Nielsen's analysis is based on a usability report he conducted with both inexperienced and experienced users that were confronted with Windows 8 for the first time and had to complete specific tasks. Much of his criticism is based on the notion that Microsoft went to an extreme approach to adapt a touch UI that we love to use on smartphones, but may not be such a great idea on a larger PC screen. "The new look sacrifices usability on the altar of looking different than traditional GUIs," Nielsen wrote.
From the post:
"Windows" no longer supports multiple windows on the screen. Win8 does have an option to temporarily show a second area in a small part of the screen, but none of our test users were able to make this work. Also, the main UI restricts users to a single window, so the product ought to be renamed "Microsoft Window. When users can't view several windows simultaneously, they must keep information from one window in short-term memory while they activate another window. This is problematic for two reasons. First, human short-term memory is notoriously weak, and second, the very task of having to manipulate a window—instead of simply glancing at one that's already open—further taxes the user's cognitive resources."
The designer also took issue with the fact that Microsoft chose a path to a flat surface and clickable icons are more difficult to identify, the fact that charms are integrated in an "out of sight, out of mind", which causes people to forget that they exist:
"In practice, the charms work poorly — at least for new users. The old saying, out of sight, out of mind, turned out to be accurate. Because the charms are hidden, our users often forgot to summon them, even when they needed them. Hiding commands and other GUI chrome makes sense on small mobile phones. It makes less sense on bigger tablet screens. And it makes no sense at all on huge PC screens."

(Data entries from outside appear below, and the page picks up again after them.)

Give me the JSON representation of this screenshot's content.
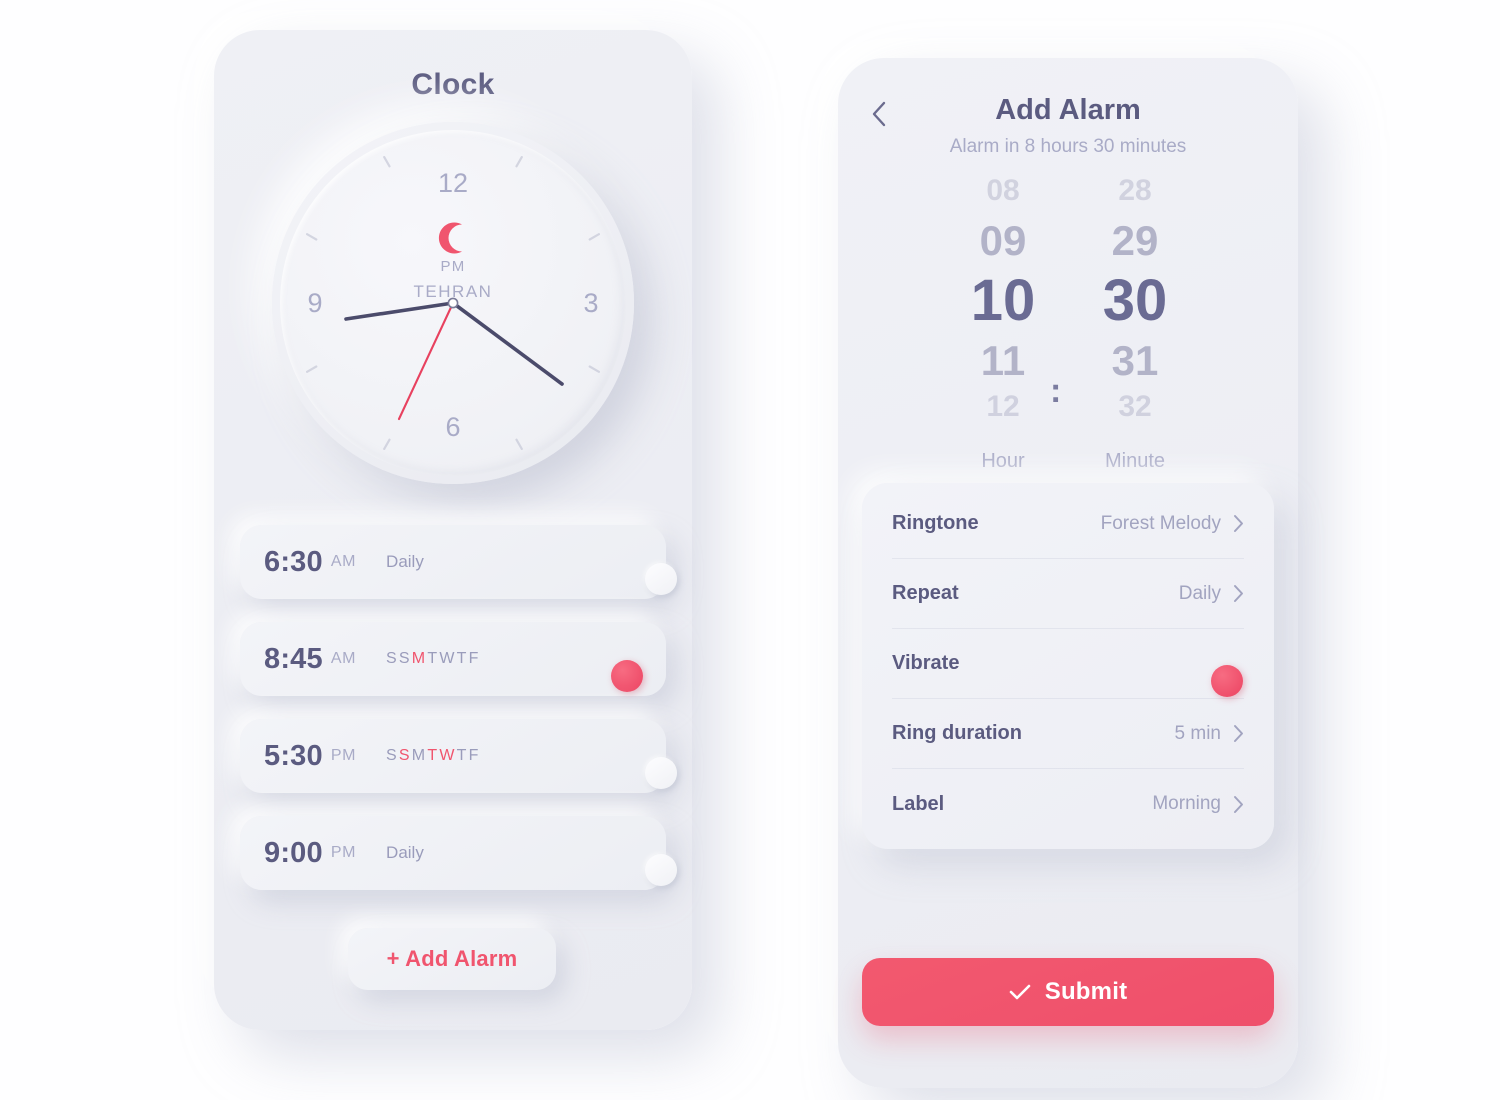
{
  "theme": {
    "accent": "#f0556e",
    "text_dark": "#5b5b80",
    "text_muted": "#a9abc7",
    "surface": "#eceef4"
  },
  "clock_screen": {
    "title": "Clock",
    "dial": {
      "numerals": [
        "12",
        "3",
        "6",
        "9"
      ],
      "moon_icon": "crescent-moon-icon",
      "meridiem": "PM",
      "timezone": "TEHRAN",
      "hour_hand_deg": 262,
      "minute_hand_deg": 130,
      "second_hand_deg": 200
    },
    "alarms": [
      {
        "time": "6:30",
        "meridiem": "AM",
        "repeat_text": "Daily",
        "days": null,
        "enabled": false
      },
      {
        "time": "8:45",
        "meridiem": "AM",
        "repeat_text": null,
        "days": [
          {
            "letter": "S",
            "on": false
          },
          {
            "letter": "S",
            "on": false
          },
          {
            "letter": "M",
            "on": true
          },
          {
            "letter": "T",
            "on": false
          },
          {
            "letter": "W",
            "on": false
          },
          {
            "letter": "T",
            "on": false
          },
          {
            "letter": "F",
            "on": false
          }
        ],
        "enabled": true
      },
      {
        "time": "5:30",
        "meridiem": "PM",
        "repeat_text": null,
        "days": [
          {
            "letter": "S",
            "on": false
          },
          {
            "letter": "S",
            "on": true
          },
          {
            "letter": "M",
            "on": false
          },
          {
            "letter": "T",
            "on": true
          },
          {
            "letter": "W",
            "on": true
          },
          {
            "letter": "T",
            "on": false
          },
          {
            "letter": "F",
            "on": false
          }
        ],
        "enabled": false
      },
      {
        "time": "9:00",
        "meridiem": "PM",
        "repeat_text": "Daily",
        "days": null,
        "enabled": false
      }
    ],
    "add_alarm_label": "+ Add Alarm"
  },
  "add_alarm_screen": {
    "back_icon": "chevron-left-icon",
    "title": "Add Alarm",
    "subtitle": "Alarm in 8 hours 30 minutes",
    "picker": {
      "separator": ":",
      "hour": {
        "label": "Hour",
        "far_above": "08",
        "near_above": "09",
        "selected": "10",
        "near_below": "11",
        "far_below": "12"
      },
      "minute": {
        "label": "Minute",
        "far_above": "28",
        "near_above": "29",
        "selected": "30",
        "near_below": "31",
        "far_below": "32"
      }
    },
    "settings": [
      {
        "label": "Ringtone",
        "value": "Forest Melody",
        "type": "link"
      },
      {
        "label": "Repeat",
        "value": "Daily",
        "type": "link"
      },
      {
        "label": "Vibrate",
        "value": null,
        "type": "toggle",
        "enabled": true
      },
      {
        "label": "Ring duration",
        "value": "5 min",
        "type": "link"
      },
      {
        "label": "Label",
        "value": "Morning",
        "type": "link"
      }
    ],
    "submit_label": "Submit",
    "submit_icon": "check-icon"
  }
}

According to Nielsen, touch gestures could also use another thought or two:
"The UI is littered with swipe ambiguity, where similar (or identical) gestures have different outcomes depending on subtle details in how they're activated or executed. For example, start swiping from the right to the left and you will either scroll the screen horizontally or reveal the charm bar, depending on exactly where your finger first touched the screen. This was very confusing to the users in our study."
To improve Windows, Nielsen suggested to revise application guidelines to promote a more restrained use of Live Tiles, consider higher information density, better visibility of key features, "and many other usability guidelines we've already discovered in testing other tablets."